Up on the bridge, Ensign Uhura hands Commodore 64 one of those omnipresent octagonal report forms that says that all the ships in the fleet have been experiencing strange malfunctions just prior to Cylon attacks. She thinks it looks suspicious. He's still locked in an if-then statement.
Sergeant Sacrificial Stan, however, has chopped the number of incoming Cylons down from five to two. The Vipers move en masse in to take them out, because it's perfectly sound military strategy to send an entire squadron after two lone stragglers when you're still two hours away from a planet that's being mercilessly bombarded with nuclear weapons. They chatter amongst themselves about how the old Cylon fighters looked like flying wings, but Wedge comes on the radio to order them all to shut up. Eventually the Cylons do appear, coming out of the sun, and the new ships looks like an unholy alliance between the Bat-plane and a Klingon Bird of Prey. The Cylon fighters open a slot on their front side, and the red light pulses across the entire opening. Heh. Plus, the light actually serves a practical purpose now, because it somehow shuts down all the Vipers and leaves them drifting in space. As a nod towards physical accuracy, all of the sound effects in outer space are muted, because there is no sound in space. That attention to detail, however, obviously doesn't extend to the laws of inertia, because even though the Vipers were in perfect formation when they shut down, they still somehow manage to end up drifting into each other like they're caught in a giant game of pachinko. Flight Leader Antilles calls out to Biggs and Gold Leader, but no one is answering because their radios have been shut down as well. Despite the fact that the Cylon fighters are still hundreds of miles away, and the fact that they do indeed appear to have some form of a cockpit, Biggs is able to ascertain that no one is actually flying them, solely because the writers thought it would be cool if the fighters themselves were giant robots, but didn't have a good way to work that little detail into the script. In any event, the Cylons launch a bunch of missiles and blow everyone up. Boomer panics again and tries to fly away, and the Cylons chase her right into a commercial.

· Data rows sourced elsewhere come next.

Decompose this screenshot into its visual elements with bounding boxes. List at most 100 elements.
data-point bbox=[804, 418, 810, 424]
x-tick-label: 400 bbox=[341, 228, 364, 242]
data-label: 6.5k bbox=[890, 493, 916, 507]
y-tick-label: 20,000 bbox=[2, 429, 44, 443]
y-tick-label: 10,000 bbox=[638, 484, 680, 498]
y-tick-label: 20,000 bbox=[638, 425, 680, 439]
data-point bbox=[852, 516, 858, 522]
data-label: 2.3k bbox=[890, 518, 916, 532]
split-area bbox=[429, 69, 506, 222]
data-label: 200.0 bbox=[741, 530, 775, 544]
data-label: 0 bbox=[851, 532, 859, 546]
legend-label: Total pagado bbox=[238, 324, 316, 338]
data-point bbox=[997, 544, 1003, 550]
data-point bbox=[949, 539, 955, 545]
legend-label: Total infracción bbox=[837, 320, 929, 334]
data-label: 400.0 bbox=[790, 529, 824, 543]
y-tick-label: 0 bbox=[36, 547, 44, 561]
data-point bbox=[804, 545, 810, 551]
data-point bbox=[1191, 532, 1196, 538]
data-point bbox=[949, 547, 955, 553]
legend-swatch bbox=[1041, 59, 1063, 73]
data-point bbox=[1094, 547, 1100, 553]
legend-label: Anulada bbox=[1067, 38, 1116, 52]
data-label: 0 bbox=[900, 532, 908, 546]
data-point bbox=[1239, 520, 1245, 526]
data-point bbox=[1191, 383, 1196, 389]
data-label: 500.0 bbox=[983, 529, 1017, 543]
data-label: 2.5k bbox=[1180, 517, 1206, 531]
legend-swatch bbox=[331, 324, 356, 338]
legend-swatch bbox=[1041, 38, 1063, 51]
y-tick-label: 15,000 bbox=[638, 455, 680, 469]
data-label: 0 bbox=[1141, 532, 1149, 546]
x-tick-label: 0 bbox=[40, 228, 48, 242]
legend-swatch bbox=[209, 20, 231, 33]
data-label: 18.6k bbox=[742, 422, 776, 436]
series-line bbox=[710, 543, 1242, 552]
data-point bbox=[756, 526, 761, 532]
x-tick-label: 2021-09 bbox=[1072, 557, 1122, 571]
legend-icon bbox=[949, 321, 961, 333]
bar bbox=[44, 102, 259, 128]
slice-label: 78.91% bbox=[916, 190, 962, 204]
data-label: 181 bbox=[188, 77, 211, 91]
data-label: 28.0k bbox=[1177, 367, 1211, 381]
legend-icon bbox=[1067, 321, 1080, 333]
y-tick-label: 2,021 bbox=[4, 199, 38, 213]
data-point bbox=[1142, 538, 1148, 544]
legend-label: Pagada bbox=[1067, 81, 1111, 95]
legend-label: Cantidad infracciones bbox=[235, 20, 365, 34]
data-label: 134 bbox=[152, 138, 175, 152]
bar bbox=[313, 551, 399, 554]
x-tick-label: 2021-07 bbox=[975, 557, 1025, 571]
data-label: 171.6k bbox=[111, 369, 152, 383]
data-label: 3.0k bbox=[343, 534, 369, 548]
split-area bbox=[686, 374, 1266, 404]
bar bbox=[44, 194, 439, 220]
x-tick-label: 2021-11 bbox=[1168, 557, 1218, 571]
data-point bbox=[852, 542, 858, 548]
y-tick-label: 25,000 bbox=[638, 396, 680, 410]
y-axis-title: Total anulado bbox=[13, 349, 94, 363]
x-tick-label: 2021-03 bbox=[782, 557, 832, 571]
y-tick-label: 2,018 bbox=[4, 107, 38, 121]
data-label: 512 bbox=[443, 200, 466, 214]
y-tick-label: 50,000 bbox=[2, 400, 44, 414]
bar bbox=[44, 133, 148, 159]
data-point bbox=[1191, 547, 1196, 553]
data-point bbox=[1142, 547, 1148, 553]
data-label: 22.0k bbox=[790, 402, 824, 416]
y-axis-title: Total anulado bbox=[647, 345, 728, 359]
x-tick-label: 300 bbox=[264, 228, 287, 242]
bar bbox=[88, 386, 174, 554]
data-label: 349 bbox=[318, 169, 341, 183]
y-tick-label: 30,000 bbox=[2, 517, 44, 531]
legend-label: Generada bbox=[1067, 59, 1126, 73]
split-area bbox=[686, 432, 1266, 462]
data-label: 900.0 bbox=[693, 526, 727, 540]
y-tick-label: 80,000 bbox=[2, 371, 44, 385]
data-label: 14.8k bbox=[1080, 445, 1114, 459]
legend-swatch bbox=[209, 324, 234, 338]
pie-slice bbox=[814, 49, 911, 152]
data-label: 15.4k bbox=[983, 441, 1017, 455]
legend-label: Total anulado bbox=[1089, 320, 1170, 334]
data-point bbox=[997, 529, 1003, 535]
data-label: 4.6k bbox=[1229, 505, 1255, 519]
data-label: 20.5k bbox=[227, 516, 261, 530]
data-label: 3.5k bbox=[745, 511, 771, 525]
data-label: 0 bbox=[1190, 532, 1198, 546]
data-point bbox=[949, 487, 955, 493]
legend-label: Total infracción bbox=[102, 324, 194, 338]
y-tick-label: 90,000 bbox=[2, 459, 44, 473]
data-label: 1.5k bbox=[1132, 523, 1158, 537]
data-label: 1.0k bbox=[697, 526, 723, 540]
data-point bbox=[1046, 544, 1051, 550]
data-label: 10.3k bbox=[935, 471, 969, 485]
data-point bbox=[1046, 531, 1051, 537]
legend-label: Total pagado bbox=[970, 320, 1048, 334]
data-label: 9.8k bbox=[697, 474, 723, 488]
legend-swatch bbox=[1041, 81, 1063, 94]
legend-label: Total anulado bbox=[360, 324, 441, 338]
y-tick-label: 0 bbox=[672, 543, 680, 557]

When we come back, Mary McDonnell is again in the bathroom on the SS Hindenbreast. There's no time for a quick grope, however, because she has to head back to the main cabin in order to hear the Captain make an announcement about the attack on Caprica. Up in the cockpit, the Captain shuts off the intercom, and switches over to the radio so he can thank Apollo for giving them an escort. Apollo rags on Daddy's old fighter, but does promise to do whatever he can.
Back to Boomer. The Cylons are still chasing her, and they've fired some more missiles. She manages to fake one out with a decoy drone, but another is still on their tail. She launches a second drone, but the missile is too close, and they end up taking damage from the explosion. Sacrificial Stan is wounded, but he still manages to seal an air leak in the floor with a handy nearby suction cup. Heh. Boomer decides to power down their ship, because they're already headed towards Caprica and she figures they can just drift the rest of the way while the Cylons think they're dead. Yeah. I wouldn't count on it, Boomer. With what we've seen so far, you're more likely to end up drifting into LV-426. They drift silently through space, passing a shattered Battlestar as nuclear explosions ripple across the surface of Caprica below. For some reason, the nukes are even going off in the middle of the ocean. I don't know what's up with that.